Leagas Delaney plans to cut its ties with its parent, the Abbott
Mead Vickers group. It has hired a management consultant to value the
business in preparation for buy out.
Bruce Haines, Leagas Delaney’s chief executive, and Tim Delaney, a
founding partner and the creative director, are believed to have
discussed the buy out with Peter Mead, AMV’s group chairman, and Michael
Baulk, the chief executive.
The catalyst for the buy out was Leagas Delaney’s win of an
international project for Coca-Cola’s Fanta last October. BBDO, which
owns 26 per cent of AMV, handles the Pepsi account worldwide and it was
unlikely the rival cola giants could be handled by two closely-related
However, both Haines and Delaney are known to have wanted to buy the
agency, once an independent shop, for some time and be more than just
salaried employees of AMV.
Leagas Delaney is understood to have hired a KPMG accountant to put a
price on the company, and a corporate lawyer.
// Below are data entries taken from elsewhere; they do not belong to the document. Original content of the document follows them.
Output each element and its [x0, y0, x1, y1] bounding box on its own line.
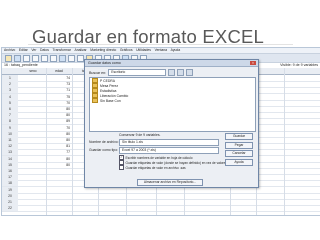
row-number[interactable]: 11 — [2, 137, 18, 144]
cell-edad[interactable]: 70 — [46, 125, 70, 131]
file-list[interactable]: P CEDRA Mesa Perez Estadistica Liberació… — [89, 77, 256, 132]
row-number[interactable]: 12 — [2, 143, 18, 150]
row-number[interactable]: 13 — [2, 149, 18, 156]
goto-case-icon[interactable] — [59, 54, 66, 62]
close-icon[interactable]: × — [250, 61, 256, 65]
paste-button[interactable]: Pegar — [225, 141, 253, 149]
view-menu-icon[interactable] — [186, 69, 194, 76]
variables-kept-message: Conservar 9 de 9 variables. — [119, 133, 161, 137]
row-number[interactable]: 18 — [2, 180, 18, 187]
menu-marketing[interactable]: Marketing directo — [90, 48, 116, 53]
filename-label: Nombre de archivo: — [89, 140, 119, 144]
row-number[interactable]: 14 — [2, 155, 18, 162]
file-type-label: Guardar como tipo: — [89, 148, 119, 152]
cell-edad[interactable]: 77 — [46, 149, 70, 155]
row-number[interactable]: 21 — [2, 199, 18, 206]
cell-edad[interactable]: 70 — [46, 100, 70, 106]
row-number[interactable]: 7 — [2, 112, 18, 119]
save-icon[interactable] — [14, 54, 21, 62]
look-in-label: Buscar en: — [89, 70, 107, 75]
row-number[interactable]: 9 — [2, 124, 18, 131]
menu-ayuda[interactable]: Ayuda — [171, 48, 181, 53]
undo-icon[interactable] — [41, 54, 48, 62]
file-type-select[interactable]: Excel 97 a 2003 (*.xls) — [119, 147, 219, 154]
row-number[interactable]: 16 — [2, 168, 18, 175]
row-number[interactable]: 19 — [2, 186, 18, 193]
cell-edad[interactable]: 75 — [46, 94, 70, 100]
cell-edad[interactable]: 80 — [46, 162, 70, 168]
cell-edad[interactable]: 73 — [46, 81, 70, 87]
column-header[interactable]: sexo — [20, 68, 46, 74]
row-number[interactable]: 17 — [2, 174, 18, 181]
dialog-recall-icon[interactable] — [32, 54, 39, 62]
dialog-buttons: Guardar Pegar Cancelar Ayuda — [225, 133, 253, 167]
row-number[interactable]: 3 — [2, 87, 18, 94]
row-number[interactable]: 2 — [2, 81, 18, 88]
variables-icon[interactable] — [68, 54, 75, 62]
find-icon[interactable] — [77, 54, 84, 62]
folder-icon — [92, 98, 98, 103]
row-number[interactable]: 10 — [2, 130, 18, 137]
filename-input[interactable]: Sin titulo 1.xls — [119, 139, 219, 146]
spss-window: Archivo Editar Ver Datos Transformar Ana… — [1, 47, 320, 216]
row-number[interactable]: 15 — [2, 161, 18, 168]
redo-icon[interactable] — [50, 54, 57, 62]
cell-edad[interactable]: 71 — [46, 87, 70, 93]
print-icon[interactable] — [23, 54, 30, 62]
cell-edad[interactable]: 80 — [46, 106, 70, 112]
option-sas-labels[interactable]: Guardar etiquetas de valor en archivo .s… — [119, 165, 186, 170]
menu-analizar[interactable]: Analizar — [74, 48, 86, 53]
help-button[interactable]: Ayuda — [225, 158, 253, 166]
cancel-button[interactable]: Cancelar — [225, 150, 253, 157]
list-item[interactable]: Sin Base Con — [90, 98, 255, 103]
up-folder-icon[interactable] — [168, 69, 176, 76]
cell-edad[interactable]: 80 — [46, 156, 70, 162]
cell-edad[interactable]: 89 — [46, 118, 70, 124]
menu-ventana[interactable]: Ventana — [155, 48, 167, 53]
store-in-repository-button[interactable]: Almacenar archivo en Repositorio... — [137, 179, 203, 186]
row-number[interactable]: 6 — [2, 106, 18, 113]
cell-edad[interactable]: 80 — [46, 112, 70, 118]
row-number[interactable]: 4 — [2, 93, 18, 100]
save-data-dialog: Guardar datos como × Buscar en: Escritor… — [84, 59, 259, 188]
look-in-select[interactable]: Escritorio — [108, 69, 167, 76]
cell-edad[interactable]: 81 — [46, 143, 70, 149]
look-in-row: Buscar en: Escritorio — [89, 69, 194, 76]
cell-edad[interactable]: 80 — [46, 131, 70, 137]
dialog-title: Guardar datos como — [88, 61, 121, 65]
menu-datos[interactable]: Datos — [40, 48, 49, 53]
menu-ver[interactable]: Ver — [31, 48, 36, 53]
table-row[interactable]: 22 — [2, 205, 320, 213]
menu-archivo[interactable]: Archivo — [4, 48, 15, 53]
grid-line — [72, 68, 73, 215]
row-number[interactable]: 22 — [2, 205, 18, 212]
menu-transformar[interactable]: Transformar — [53, 48, 71, 53]
column-header[interactable]: edad — [46, 68, 72, 74]
new-folder-icon[interactable] — [177, 69, 185, 76]
menu-editar[interactable]: Editar — [19, 48, 28, 53]
cell-edad[interactable]: 74 — [46, 75, 70, 81]
checkbox[interactable] — [119, 165, 124, 170]
cell-edad[interactable]: 80 — [46, 137, 70, 143]
menu-utilidades[interactable]: Utilidades — [136, 48, 151, 53]
title-rule — [28, 44, 293, 45]
row-number[interactable]: 5 — [2, 99, 18, 106]
dialog-title-bar: Guardar datos como — [85, 60, 258, 67]
grid-line — [46, 68, 47, 215]
row-number[interactable]: 8 — [2, 118, 18, 125]
row-number[interactable]: 20 — [2, 192, 18, 199]
save-button[interactable]: Guardar — [225, 133, 253, 140]
open-icon[interactable] — [5, 54, 12, 62]
grid-line — [284, 68, 285, 215]
row-number[interactable]: 1 — [2, 75, 18, 82]
menu-graficos[interactable]: Gráficos — [120, 48, 133, 53]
He is seeking backers to
finance the purchase.
It is unclear whether the agency will exist as a standalone shop or link
up with another network. Haines and Delaney are known to have had
conversations with two international agency networks, one of which is
thought to be WPP.
Leagas Delaney won a place on the coveted Coca-Cola roster in October
last year (Campaign, 25 October) after a pitch for Fanta against
Publicis and DMB&B. The agency’s first work for the soft drink is
expected to break later this month.
Leagas Delaney was launched in 1980 by Tim Delaney and Ron Leagas. The
agency opened its first overseas office last year in San Francisco.